The old zeks say that a man is weakest when he comes to the camps for the first time, when the desire for life is first squeezed from him.
They have all slept in their clothes under the one permitted blanket. They sleep in their socks and their trousers and their tunics, and still the cold bites them. They are fast out of their bunks and the hut shakes from the futile cursing. The warders and the trusties from Internal Order are at the doors of the huts, and the zeks are pitched out into the night darkness and spill to the perimeter path, and like an ant trail they wind around the compound for what is classified as Exercise. Above them hovers the white wool vapour of their breath, beneath them the fresh overnight snow is beaten to another layer of ice. They hear the stamping of the guard in his watch-tower, they hear the swish of the skis of the guards who are between the high wire fence and the high wooden fence, they hear the snap bark of the dogs. When they exercise, the zeks see nothing but their feet dropping forward on the path. Head down, balaclava tight on the face, scarf wrapped close, tunic collar raised. There is no talk at morning Exercise because no man is concerned with his neighbour. The young go fast on the perimeter path, and the old take the way more slowly, but each man is struggling for speed, because speed is warmth. Exercise is for every morning. If the tunics and trousers are wet then that is hard for the prisoners and they will be damper and colder for the length of the day that follows. The old cannot run, and they want the latrine, but only after Exercise are the men permitted to queue for the privilege of the latrines. The latrines are better in winter because the droppings under che board seats are frozen and the ice quickly binds the smell of men's waste. After the latrines, a wash of hands and face, but no shave because shaving is done by the barber and that is once a week with the bath. After the cold wash, it is breakfast of gruel swill and a cup of hot water. After breakfast it is parade and the men stand in the lines while the warders, who are backed by the fire power of the guards, come with their lists to count and recount.

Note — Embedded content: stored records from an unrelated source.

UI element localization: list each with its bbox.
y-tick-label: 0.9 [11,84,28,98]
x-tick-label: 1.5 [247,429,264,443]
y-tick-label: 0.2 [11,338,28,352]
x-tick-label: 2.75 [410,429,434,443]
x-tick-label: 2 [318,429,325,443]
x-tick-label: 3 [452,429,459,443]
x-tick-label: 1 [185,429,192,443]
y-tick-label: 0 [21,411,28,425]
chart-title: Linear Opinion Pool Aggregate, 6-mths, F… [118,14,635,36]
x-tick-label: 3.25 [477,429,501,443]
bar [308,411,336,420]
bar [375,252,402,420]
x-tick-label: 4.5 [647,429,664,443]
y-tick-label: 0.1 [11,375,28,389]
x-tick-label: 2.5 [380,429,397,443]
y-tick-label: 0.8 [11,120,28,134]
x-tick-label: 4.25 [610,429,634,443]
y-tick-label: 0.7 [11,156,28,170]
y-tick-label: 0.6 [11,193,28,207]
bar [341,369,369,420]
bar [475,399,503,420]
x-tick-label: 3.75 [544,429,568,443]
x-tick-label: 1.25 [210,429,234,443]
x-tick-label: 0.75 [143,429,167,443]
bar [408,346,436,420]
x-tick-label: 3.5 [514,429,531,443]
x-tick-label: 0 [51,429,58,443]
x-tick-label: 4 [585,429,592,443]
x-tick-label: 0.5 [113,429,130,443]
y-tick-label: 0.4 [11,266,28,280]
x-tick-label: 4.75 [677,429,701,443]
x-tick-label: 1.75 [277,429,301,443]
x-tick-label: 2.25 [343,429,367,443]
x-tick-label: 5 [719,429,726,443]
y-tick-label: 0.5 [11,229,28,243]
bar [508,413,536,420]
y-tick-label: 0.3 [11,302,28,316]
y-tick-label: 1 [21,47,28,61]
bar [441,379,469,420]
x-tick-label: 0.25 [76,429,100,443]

Seven-thirty. The start of the working day. Each morning there is a faint stirring of excitement when the zeks march to work. They must walk out through the camp gate and cross the road and the railway line and then the file will enter the compound of the Factory. It is a brief walk, no more than a hundred metres, but it is a sliver of freedom. The men march with their warders and when they are clear of the confines of the fences for those few steps they are hemmed in by the soldiers and the dogs. The road serves the village of Barashevo and sometimes the civilians have to stand behind the lines of the guards and wait for the columns of criminals to go by before they can proceed on their way. They areas much prisoners as the zeks. Their gaols are the villages of Barashevo and Yavas and Lepley and Sosnovka and Lesnoy. They live between the islands of wire and wooden walls, they exist within sight of the watch-towers and beside the garrison barracks. Meagre villages that are blighted by the camps and their factories. And because they, too, are prisoners they detest the convicts, and their children ape their elders and shout 'Fascists!' as the zeks walk in their guarded column between the Zone and the Factory. The villagers' employment is the Camp. They are the warders, the drivers, the technicians, the Factory supervisors. A manacle secures them to the Dubrovlag. While the camps remain, the villagers are themselves captive. Against the shuffling columns, they have only the weapons of abuse and loathing.
There is a break of one hour for lunch. During that hour the zeks recross the railway line and the road and return to the Zone, once more to be counted and to be searched. In the afternoon they return to the Factory. In the evening they return again to the Zone. The searches are painstaking, the roll-calls are long. The men must stand in the wind and the stamped snow. Always they must wait.